Integration of Federated Learning and Blockchain in Healthcare: A Tutorial
Yahya Shahsavari, Oussama A. Dambri, Yaser Baseri, Abdelhakim Senhaji Hafid, Dimitrios Makrakis
TL;DR
This paper addresses privacy challenges in machine learning for healthcare by integrating Federated Learning (FL) with Blockchain (BC), enabling decentralized, privacy-preserving collaboration across institutions. It provides a data-type taxonomy for medical data and outlines three integration architectures—fully coupled, semi-coupled, and loosely coupled—along with BCFL applications in disease prediction, medical imaging, patient monitoring, and drug discovery.

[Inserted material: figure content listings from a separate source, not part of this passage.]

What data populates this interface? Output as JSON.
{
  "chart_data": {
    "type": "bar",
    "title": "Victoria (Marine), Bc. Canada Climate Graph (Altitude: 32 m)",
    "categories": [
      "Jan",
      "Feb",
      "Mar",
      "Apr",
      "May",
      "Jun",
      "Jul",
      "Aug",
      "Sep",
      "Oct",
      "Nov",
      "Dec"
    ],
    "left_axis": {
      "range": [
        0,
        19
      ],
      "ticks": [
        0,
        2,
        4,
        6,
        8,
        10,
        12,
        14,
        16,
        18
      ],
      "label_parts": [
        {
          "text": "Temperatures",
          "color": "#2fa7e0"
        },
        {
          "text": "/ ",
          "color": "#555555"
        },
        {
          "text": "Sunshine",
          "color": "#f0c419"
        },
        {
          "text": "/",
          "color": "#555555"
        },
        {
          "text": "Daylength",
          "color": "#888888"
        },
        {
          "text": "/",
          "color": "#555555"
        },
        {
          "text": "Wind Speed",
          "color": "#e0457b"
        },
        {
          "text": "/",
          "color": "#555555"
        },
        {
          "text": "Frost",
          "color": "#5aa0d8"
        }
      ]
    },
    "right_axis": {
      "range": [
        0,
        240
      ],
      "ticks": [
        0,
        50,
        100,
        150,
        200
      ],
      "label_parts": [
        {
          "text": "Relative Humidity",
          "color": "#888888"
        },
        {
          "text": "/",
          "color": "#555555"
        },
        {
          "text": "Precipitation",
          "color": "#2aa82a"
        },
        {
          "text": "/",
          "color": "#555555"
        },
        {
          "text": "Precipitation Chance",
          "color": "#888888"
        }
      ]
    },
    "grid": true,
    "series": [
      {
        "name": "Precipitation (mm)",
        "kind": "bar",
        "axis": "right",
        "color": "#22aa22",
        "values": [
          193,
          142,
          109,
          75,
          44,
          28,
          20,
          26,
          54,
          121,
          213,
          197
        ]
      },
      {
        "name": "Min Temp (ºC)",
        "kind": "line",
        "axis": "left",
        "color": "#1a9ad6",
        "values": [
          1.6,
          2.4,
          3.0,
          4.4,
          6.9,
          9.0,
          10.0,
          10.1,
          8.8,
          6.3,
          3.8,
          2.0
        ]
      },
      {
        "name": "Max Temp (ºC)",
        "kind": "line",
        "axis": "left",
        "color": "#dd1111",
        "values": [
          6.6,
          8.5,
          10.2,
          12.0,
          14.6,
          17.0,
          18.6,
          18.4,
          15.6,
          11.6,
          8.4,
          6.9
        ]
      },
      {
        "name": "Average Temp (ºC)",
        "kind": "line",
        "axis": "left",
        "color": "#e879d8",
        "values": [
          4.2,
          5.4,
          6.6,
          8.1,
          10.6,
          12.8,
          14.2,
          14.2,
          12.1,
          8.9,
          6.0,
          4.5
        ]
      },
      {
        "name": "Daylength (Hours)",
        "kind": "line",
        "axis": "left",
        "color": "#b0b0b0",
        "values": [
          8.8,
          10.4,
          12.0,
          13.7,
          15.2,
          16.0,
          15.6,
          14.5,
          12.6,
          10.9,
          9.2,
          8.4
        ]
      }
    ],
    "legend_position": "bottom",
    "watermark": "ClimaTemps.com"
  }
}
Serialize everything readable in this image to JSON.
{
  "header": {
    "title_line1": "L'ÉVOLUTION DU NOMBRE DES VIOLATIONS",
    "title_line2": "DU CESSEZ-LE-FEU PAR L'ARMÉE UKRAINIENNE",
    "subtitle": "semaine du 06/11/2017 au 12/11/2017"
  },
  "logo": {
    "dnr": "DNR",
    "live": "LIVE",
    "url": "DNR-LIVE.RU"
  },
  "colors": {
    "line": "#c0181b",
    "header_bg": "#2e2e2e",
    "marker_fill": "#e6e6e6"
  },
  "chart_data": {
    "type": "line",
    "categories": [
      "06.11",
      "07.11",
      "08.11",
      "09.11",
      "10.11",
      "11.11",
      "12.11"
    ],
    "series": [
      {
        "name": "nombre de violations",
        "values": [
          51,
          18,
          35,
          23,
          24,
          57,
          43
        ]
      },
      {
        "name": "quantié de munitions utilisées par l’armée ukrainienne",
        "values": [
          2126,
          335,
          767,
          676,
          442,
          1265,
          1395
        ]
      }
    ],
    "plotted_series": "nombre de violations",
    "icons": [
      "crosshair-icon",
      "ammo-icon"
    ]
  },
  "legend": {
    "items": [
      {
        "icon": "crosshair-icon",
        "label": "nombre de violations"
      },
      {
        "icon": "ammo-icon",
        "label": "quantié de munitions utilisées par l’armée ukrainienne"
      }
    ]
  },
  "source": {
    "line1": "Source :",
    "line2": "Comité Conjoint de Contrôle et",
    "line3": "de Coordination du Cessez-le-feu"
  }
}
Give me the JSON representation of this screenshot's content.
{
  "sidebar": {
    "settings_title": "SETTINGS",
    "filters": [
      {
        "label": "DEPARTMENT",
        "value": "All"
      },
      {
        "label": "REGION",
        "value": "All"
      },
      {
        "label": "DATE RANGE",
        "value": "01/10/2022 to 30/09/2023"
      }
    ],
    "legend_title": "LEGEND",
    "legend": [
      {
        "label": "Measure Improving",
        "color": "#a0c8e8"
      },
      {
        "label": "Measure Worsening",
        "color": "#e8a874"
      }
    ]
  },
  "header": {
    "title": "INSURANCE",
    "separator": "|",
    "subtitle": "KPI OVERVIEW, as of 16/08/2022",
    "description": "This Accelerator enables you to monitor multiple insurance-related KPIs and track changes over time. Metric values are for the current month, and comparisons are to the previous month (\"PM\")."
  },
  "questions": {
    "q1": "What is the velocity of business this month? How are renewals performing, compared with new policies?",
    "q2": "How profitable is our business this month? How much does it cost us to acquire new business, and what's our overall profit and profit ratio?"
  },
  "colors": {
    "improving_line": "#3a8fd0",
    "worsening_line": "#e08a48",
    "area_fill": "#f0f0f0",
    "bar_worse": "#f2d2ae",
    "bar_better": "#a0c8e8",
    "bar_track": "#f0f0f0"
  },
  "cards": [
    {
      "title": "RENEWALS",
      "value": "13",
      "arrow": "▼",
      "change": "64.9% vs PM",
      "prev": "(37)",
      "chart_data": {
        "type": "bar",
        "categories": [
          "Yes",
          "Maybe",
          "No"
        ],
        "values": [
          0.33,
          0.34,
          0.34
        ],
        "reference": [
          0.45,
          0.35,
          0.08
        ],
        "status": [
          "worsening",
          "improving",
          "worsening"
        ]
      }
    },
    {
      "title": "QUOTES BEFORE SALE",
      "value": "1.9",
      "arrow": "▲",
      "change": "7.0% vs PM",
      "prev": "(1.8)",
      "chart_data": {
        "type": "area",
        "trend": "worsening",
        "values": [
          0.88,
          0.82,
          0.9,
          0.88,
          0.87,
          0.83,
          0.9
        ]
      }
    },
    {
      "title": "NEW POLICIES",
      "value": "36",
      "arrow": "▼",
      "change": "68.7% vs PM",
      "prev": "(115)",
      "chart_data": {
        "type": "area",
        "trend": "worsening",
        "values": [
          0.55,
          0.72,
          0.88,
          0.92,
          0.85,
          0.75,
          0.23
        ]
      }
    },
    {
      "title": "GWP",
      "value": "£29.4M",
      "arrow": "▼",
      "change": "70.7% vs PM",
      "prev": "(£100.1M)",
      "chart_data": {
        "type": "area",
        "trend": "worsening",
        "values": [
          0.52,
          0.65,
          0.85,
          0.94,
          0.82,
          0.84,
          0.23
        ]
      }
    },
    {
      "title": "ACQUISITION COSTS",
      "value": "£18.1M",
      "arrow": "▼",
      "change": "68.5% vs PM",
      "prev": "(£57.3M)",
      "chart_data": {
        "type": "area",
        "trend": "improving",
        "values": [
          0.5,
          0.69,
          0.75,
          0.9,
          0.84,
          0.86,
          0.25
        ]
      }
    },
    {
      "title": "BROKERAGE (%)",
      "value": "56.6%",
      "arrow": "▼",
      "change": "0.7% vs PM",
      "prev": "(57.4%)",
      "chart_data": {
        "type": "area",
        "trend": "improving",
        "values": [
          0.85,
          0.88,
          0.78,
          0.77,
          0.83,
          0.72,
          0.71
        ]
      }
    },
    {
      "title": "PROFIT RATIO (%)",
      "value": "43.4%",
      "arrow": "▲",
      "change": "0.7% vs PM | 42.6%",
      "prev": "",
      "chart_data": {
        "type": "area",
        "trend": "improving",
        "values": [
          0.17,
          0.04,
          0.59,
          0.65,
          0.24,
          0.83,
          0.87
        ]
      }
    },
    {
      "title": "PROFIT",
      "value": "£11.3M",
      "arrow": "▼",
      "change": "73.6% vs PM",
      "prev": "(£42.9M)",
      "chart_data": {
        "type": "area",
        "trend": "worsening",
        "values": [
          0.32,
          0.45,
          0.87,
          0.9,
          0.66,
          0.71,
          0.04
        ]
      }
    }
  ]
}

A detailed survey of related works demonstrates the current landscape, gaps, and the potential of blockchain-enabled federated learning to enhance data integrity, traceability, and incentives. The work highlights practical implications for secure and scalable healthcare analytics and identifies future directions, including regulatory considerations, edge computing, and cross-chain interoperability. Overall, BCFL promises to improve patient outcomes by enabling robust, privacy-preserving collaboration across distributed healthcare data sources.
Abstract
Wearable devices and medical sensors revolutionize health monitoring, raising concerns about data privacy in ML for healthcare. This tutorial explores FL and BC integration, offering a secure and privacy-preserving approach to healthcare analytics. FL enables decentralized model training on local devices at healthcare institutions, keeping patient data localized. This facilitates collaborative model development without compromising privacy. However, FL introduces vulnerabilities. BC, with its tamper-proof ledger and smart contracts, provides a robust framework for secure collaborative learning in FL. After presenting a taxonomy for the various types of data used in ML in medical applications, and a concise review of ML techniques for healthcare use cases, this tutorial explores three integration architectures for balancing decentralization, scalability, and reliability in healthcare data. Furthermore, it investigates how BCFL enhances data security and collaboration in disease prediction, medical image analysis, patient monitoring, and drug discovery. By providing a tutorial on FL, blockchain, and their integration, along with a review of BCFL applications, this paper serves as a valuable resource for researchers and practitioners seeking to leverage these technologies for secure and privacy-preserving healthcare ML. It aims to accelerate advancements in secure and collaborative healthcare analytics, ultimately improving patient outcomes.